トヨタを押さえて3位に浮上
JDパワー・アンド・アソシエイツが8日発表した2006年の米国新車初期品質調査によると、ブランド別では昨年まで11年連続でトップを保持していたトヨタ自動車の「レクサス」が僅差で「ポルシェ」に首位を譲った。それよりも日本メーカーにショックだったのは、ポルシェ、レクサスについでの3位に韓国の「ヒュンダイ」(現代自動車)が浮上したことだろう。
現代は昨年の調査でホンダ(12位)を抜いて10位に上昇、大衆ブランドではトヨタ(7位)に次ぐポジションに躍進していた。今年は4位だったトヨタを押さえて大衆ブランドのトップに立った。
JDパワーの初期品質調査は今年から、調査方法を抜本的に改めている。ユーザーから不具合項目を指摘してもらうのは従来どおりだが、不具合の内容を「製造」に起因するものと「設計」によるものに大別、調査項目数も昨年までの135から217に拡大した。
◆調査方法変更で大衆ブランドも上位に
昨年までは「動かない」「壊れる」といった製造上の不具合を中心に調査していたが、「使いにくい」といった設計上の問題も不具合としてカウントするようにした。このため、昨年は上位のほとんどが製造品質の高い高級車ブランドで占められていたものの、今年はベストテンにヒュンダイ、トヨタ、ホンダ(6位)の大衆3ブランドが入った。

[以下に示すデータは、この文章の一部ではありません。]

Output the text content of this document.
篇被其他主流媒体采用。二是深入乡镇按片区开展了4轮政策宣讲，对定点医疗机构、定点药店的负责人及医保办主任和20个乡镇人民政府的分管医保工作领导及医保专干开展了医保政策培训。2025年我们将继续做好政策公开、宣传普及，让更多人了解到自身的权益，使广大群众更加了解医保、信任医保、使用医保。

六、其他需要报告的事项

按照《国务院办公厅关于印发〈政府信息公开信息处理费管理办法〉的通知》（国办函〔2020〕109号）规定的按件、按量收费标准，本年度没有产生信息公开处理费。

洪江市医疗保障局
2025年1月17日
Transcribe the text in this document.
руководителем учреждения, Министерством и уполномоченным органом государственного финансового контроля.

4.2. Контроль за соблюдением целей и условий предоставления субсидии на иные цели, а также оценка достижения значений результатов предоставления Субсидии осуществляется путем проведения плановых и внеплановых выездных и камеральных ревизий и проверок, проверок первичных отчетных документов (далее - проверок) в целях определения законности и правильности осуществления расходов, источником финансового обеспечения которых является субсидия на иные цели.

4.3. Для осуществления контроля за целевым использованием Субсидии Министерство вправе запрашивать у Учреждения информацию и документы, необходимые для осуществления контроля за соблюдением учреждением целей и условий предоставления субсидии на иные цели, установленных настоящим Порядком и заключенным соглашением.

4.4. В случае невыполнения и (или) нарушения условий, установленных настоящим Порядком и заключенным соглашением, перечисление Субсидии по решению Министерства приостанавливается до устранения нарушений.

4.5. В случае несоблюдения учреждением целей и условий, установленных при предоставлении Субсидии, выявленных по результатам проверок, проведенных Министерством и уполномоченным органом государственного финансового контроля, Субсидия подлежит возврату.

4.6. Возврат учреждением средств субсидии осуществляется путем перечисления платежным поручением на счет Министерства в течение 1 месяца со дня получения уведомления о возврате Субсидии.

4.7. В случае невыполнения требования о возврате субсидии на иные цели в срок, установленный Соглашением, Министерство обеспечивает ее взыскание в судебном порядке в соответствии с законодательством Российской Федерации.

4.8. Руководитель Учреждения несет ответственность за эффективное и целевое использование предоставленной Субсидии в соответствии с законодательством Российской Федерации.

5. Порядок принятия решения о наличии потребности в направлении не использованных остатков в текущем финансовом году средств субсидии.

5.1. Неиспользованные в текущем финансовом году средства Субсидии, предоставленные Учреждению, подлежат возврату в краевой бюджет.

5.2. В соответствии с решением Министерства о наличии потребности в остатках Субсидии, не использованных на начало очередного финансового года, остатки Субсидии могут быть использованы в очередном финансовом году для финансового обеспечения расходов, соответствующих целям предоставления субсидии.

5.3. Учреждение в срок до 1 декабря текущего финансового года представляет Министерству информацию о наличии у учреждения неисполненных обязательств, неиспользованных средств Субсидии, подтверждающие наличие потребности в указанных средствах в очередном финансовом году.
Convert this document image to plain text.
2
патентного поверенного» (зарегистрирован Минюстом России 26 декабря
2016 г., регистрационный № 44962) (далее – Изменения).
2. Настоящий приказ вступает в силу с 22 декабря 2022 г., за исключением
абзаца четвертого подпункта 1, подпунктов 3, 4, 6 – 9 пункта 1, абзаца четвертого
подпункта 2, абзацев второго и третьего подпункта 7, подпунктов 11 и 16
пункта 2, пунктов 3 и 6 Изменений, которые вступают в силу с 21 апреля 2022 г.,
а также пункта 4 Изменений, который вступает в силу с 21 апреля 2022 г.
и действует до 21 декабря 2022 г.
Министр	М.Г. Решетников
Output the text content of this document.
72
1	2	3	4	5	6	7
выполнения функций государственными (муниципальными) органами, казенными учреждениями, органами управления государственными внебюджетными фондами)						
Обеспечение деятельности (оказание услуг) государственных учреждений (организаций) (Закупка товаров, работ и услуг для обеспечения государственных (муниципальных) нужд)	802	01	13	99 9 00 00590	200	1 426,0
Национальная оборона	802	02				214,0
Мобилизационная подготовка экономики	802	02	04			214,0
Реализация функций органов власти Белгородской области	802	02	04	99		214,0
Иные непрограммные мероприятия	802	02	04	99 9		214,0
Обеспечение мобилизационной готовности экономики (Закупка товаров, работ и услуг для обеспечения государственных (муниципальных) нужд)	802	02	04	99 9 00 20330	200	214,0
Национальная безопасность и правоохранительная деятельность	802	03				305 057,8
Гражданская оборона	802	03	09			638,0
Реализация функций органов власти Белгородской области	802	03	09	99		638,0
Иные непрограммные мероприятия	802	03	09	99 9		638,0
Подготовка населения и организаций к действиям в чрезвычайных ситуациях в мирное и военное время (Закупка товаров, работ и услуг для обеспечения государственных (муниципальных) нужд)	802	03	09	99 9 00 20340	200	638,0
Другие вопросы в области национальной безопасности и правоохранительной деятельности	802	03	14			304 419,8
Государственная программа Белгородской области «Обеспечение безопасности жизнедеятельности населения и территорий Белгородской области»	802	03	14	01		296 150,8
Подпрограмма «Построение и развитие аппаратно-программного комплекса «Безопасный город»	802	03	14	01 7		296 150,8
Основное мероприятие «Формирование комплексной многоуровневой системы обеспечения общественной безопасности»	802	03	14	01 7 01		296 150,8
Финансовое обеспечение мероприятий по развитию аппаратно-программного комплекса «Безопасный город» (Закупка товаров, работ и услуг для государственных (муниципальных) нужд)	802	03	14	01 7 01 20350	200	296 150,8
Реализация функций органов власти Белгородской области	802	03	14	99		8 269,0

そうした事情があるにせよ、現代自への品質評価の高さは厳然とした結果だ。かねて現代自を世界市場での「手ごわい相手」と評価してきたトヨタの渡辺捷昭社長も、「負けは負け」と率直に受け止めている。「品質」を今年度の重要課題としているだけに、早速、JDパワーの調査結果についても詳細な報告を受けたという。
◆謙虚さが巻き返しの出発点
現代自は首脳の逮捕によって経営体制が揺らいでいるものの、いまや北米だけでなく欧州、中国といったあらゆる市場で日本車の強烈なライバルとしてパフォーマンスを発揮している。
クルマの評価は、初期品質だけでなく経年での品質も加わって定まる。顧客満足度なども含めた「総合力」での日本車優位は変わらないとしても、まずは謙虚に「負け」を認めるところから始めないと、日本車の巻き返しもない。